My coursework on Management Resources and Operations, was to do a case study on a Major Project and reflect upon it from a Project Management perspective. The questions were released in early April (actually 1st of April) and I had the entire Easter holidays to do it. But as usual, I lazed around, and then some more. Quite predictably like my classmates, I was skimming through different websites and journals looking for case-studies and research papers on “Major Projects”. And being an Indian, the typical ones that caught (read blinded )my attention were Delhi/Mumbai/Bangalore/Chennai Metro rail Project and Bandra-Worli Sealink project. I started reading journals and every piece of information that I could lay my hands on (only after having recovered from the hangover of the Easter holidays i.e.), but quite unsurprisingly, I could not get through the first question itself, which was to write about the project’s scope definition, its importance in terms of the business context, and its Work Breakdown Structure. There were 5 other questions, all with equal weight, and a maximum word limit of 3000. For me the problem was, I could not get through the 100 word mark.

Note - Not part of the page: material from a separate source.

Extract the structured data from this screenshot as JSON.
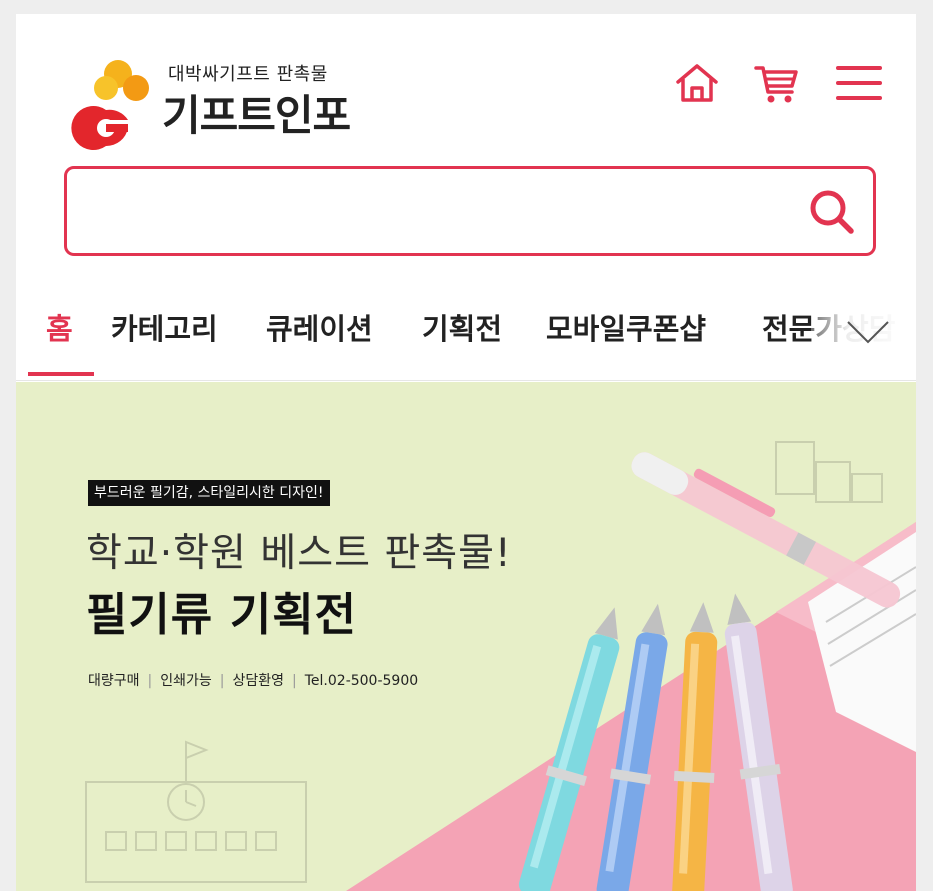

And when I was just one week before the deadline, on the 15th of April, while watching numerous YouTube videos on the Bandra-Worli Sealink project, and still scratching my head over the possible stakeholders of that project, my enqueued playlist on Winamp started playing Ghanan Ghanan. (Oi, don’t accuse me to be so dramatic about it; I am just stating the facts) And then, right in front of my eyes, I could see my life flashback. I had seen Lagaan on 15th Jun 2001, Friday Matinee, in a theatre called Devdoot in Silchar. I saw the packed theatre get converted into a cricket stadium. By now, I had seen Lagaan so much that I knew the script backwards. I had seen Satyajit Bhatkal’s making documentary “Chale Chalo” and loved it for bringing out the “lunacy of film-making”. And I could see through all my questions getting answered, pretty much like it was all common-sense. The stakeholders, risk analysis, causal mapping of risks, project management processes, and project network; all came easily and naturally. With the occasional reference to PMBOK and Harvey Maylor’s “Project Management”, I was ready to roll.
***After the Jump, The Case Study Paper***
But well, lazyness got the better of me. Although I knew I was already behind schedule, but unlike Lagaan, my reason was pretty much my own laziness. Lagaan was getting in the way of my lying around time. But I did manage to get the creative portions done quickly enough. This was the diagram representations of Work Breakdown Structure, Project Network, Critical Path, Gantt Chart, Risk Causal Mapping and the PM Processes. Once they were done, it was much of a downhill ride for me. The only issue although, was to contain the entire essay within 3000 words, and most importantly, not sound over-enthusiastic of my love of Lagaan. (I wish I could include more and more screenshots) This had to sound like a technical paper, but I knew, Prof.Terry Williams would surely notice that Sujoy Singha loves Lagaan. And yes, to answer (which is not included in the report) the question (which is in the coursework question paper) what made the project to be initiated and what was its business context, I can only answer that Lagaan needed to be made. To quench the thirst of Bollywood lovers like me craving to see a cinematic magnum opus unveil its hues on the big screen and make my eyes gleam. Lagaan needed to be made to make me lift my hands in triumph every time Kachra took a wicket. Lagaan needed to be made because it is a common emotion that I still share with the hundreds of friends that I have; and we do it by saying “Re Bhaiya Chhute Lagaan”. Lagaan needed to be made because a silly sod like me could understand the principles of Project Management through it. It was DESTINY.
**And before you start guessing my age and gender, lemme clarify that I am just a 26 year old guy, asking to be hugged, coz he still loves Lagaan. ** No, delete that line. Ok, don’t. Anyway, the case study is up for display below. It can be downloaded, and please send in your thoughts, comments, complaints, suggestions, hate-mails, love-mails and even flowers to my inbox:
To Download the paper, click the Link Below.
Lagaan: A Project Management Case Study
NOTE: I do notice that there is a bit of a problem in the formatting, but it is due to uploading on Scribd. The original document has sensible formatting by my standards. So Scribd, up yours! No, I take that back, as they are hosting my document for free and distributing it for download as well. Thank you Scribd for being my vehicle for worldwide acclaim/doom.And well, although I do consider this as my labour of love and no matter how much I love Lagaan, I cannot emphasize enough that I was still quite lazy. Perhaps, I am already, the modern day Project Manager.